25 Jahre später sitzen die Pioniere von damals mit ihren Anwälten zusammen und bereiten sich auf einen Gerichtsprozess vor - einen Prozess, den sie gegen den Internetgiganten Google führen möchten. Weil sie beweisen wollen, dass sie diejenigen sind, die mit "Terra Vision" den Grundstein für Google Earth, Google Maps und sämtliche heute gebräuchlichen Navigationssysteme gelegt haben.
Geschichte beruht auf wahren Begebenheiten
Regisseur Robert Thalheim und Drehbuchautor Oliver Ziegenbalg haben mit "Billion Dollar Code" eine Zeitreise kreiert, die auf wahren Begebenheiten beruht. Eine Achterbahnfahrt, temporeich und emotional, die in einem spannenden Gerichtsdrama endet - mit einem Cast aus durchweg hervorragenden Schauspielerinnen und Schauspielern. Die Idee zu der Geschichte entstand beim Grillen mit einem Nachbarn, der sich als Joachim Sauter entpuppte: jener Medienkünstler, der Anfang der 1990er "Terra Vision" mit entwickelte und tatsächlich gegen Google vor Gericht zog.
Den Filmemachern aber war es nicht wichtig, eine Art Gerechtigkeit herzustellen oder herauszuarbeiten, welchem technischen Genie Google Earth nun wirklich zu verdanken ist. Sie haben den Rechtsstreit um den Quellcode zum Anlass genommen, eine fiktionale Geschichte zu erzählen, eine Geschichte über die Ideale, mit denen diese Tech-Generation gestartet ist und was dann daraus geworden ist, so Robert Thalheim. "Wie sich die Machtverhältnisse verschoben haben und die Pioniere von dieser Entwicklung selbst überrollt werden. Heute sprechen alle nur noch über die Multimillionäre, die mit dem Internet steinreich geworden sind und jetzt zum Mond fliegen. Aber wir wollten zeigen, wie alles anfing, und die Geschichte von denen erzählen, die nie im Rampenlicht standen."

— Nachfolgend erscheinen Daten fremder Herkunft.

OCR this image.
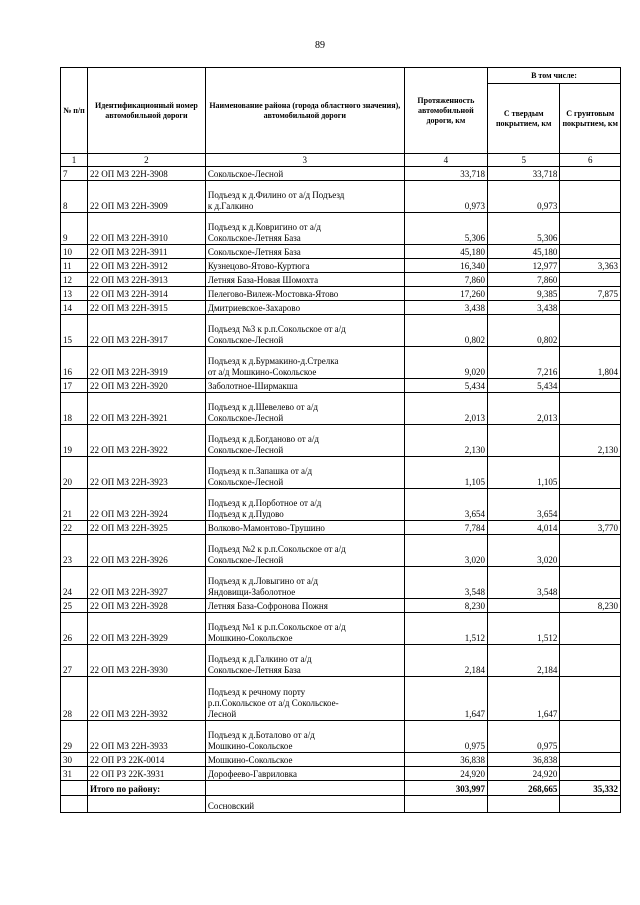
89
№ п/п	Идентификационный номер автомобильной дороги	Наименование района (города областного значения), автомобильной дороги	Протяженность автомобильной дороги, км	В том числе:	
				С твердым покрытием, км	С грунтовым покрытием, км
1	2	3	4	5	6
7	22 ОП МЗ 22Н-3908	Сокольское-Лесной	33,718	33,718	
8	22 ОП МЗ 22Н-3909	Подъезд к д.Филино от а/д Подъезд
к д.Галкино	0,973	0,973	
9	22 ОП МЗ 22Н-3910	Подъезд к д.Ковригино от а/д
Сокольское-Летняя База	5,306	5,306	
10	22 ОП МЗ 22Н-3911	Сокольское-Летняя База	45,180	45,180	
11	22 ОП МЗ 22Н-3912	Кузнецово-Ятово-Куртюга	16,340	12,977	3,363
12	22 ОП МЗ 22Н-3913	Летняя База-Новая Шомохта	7,860	7,860	
13	22 ОП МЗ 22Н-3914	Пелегово-Вилеж-Мостовка-Ятово	17,260	9,385	7,875
14	22 ОП МЗ 22Н-3915	Дмитриевское-Захарово	3,438	3,438	
15	22 ОП МЗ 22Н-3917	Подъезд №3 к р.п.Сокольское от а/д
Сокольское-Лесной	0,802	0,802	
16	22 ОП МЗ 22Н-3919	Подъезд к д.Бурмакино-д.Стрелка
от а/д Мошкино-Сокольское	9,020	7,216	1,804
17	22 ОП МЗ 22Н-3920	Заболотное-Ширмакша	5,434	5,434	
18	22 ОП МЗ 22Н-3921	Подъезд к д.Шевелево от а/д
Сокольское-Лесной	2,013	2,013	
19	22 ОП МЗ 22Н-3922	Подъезд к д.Богданово от а/д
Сокольское-Лесной	2,130		2,130
20	22 ОП МЗ 22Н-3923	Подъезд к п.Запашка от а/д
Сокольское-Лесной	1,105	1,105	
21	22 ОП МЗ 22Н-3924	Подъезд к д.Порботное от а/д
Подъезд к д.Пудово	3,654	3,654	
22	22 ОП МЗ 22Н-3925	Волково-Мамонтово-Трушино	7,784	4,014	3,770
23	22 ОП МЗ 22Н-3926	Подъезд №2 к р.п.Сокольское от а/д
Сокольское-Лесной	3,020	3,020	
24	22 ОП МЗ 22Н-3927	Подъезд к д.Ловыгино от а/д
Яндовищи-Заболотное	3,548	3,548	
25	22 ОП МЗ 22Н-3928	Летняя База-Софронова Пожня	8,230		8,230
26	22 ОП МЗ 22Н-3929	Подъезд №1 к р.п.Сокольское от а/д
Мошкино-Сокольское	1,512	1,512	
27	22 ОП МЗ 22Н-3930	Подъезд к д.Галкино от а/д
Сокольское-Летняя База	2,184	2,184	
28	22 ОП МЗ 22Н-3932	Подъезд к речному порту
р.п.Сокольское от а/д Сокольское-
Лесной	1,647	1,647	
29	22 ОП МЗ 22Н-3933	Подъезд к д.Боталово от а/д
Мошкино-Сокольское	0,975	0,975	
30	22 ОП РЗ 22К-0014	Мошкино-Сокольское	36,838	36,838	
31	22 ОП РЗ 22К-3931	Дорофеево-Гавриловка	24,920	24,920	
	Итого по району:		303,997	268,665	35,332
		Сосновский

Für die Authentizität der Serie sorgten viele Gespräche mit Zeitzeugen sowie die Gerichtsakte - hier hielt sich das Drehbuch an tatsächlich gesagte Sätze, um nicht doch noch mit Google in Konflikt zu geraten. Auch Joachim Sauter stand den Filmemachern zur Seite. Die fertige Serie aber konnte der Kunstprofessor nicht mehr erleben - er starb im Juli 2021. Ihm ist "The Billion Dollar Code" gewidmet.
Dieser Artikel wurde kurz nach seiner Veröffentlichung aktualisiert, um deutlich zu machen, dass es sich hierbei ausschließlich um die Besprechung einer fiktiven Serie handelt.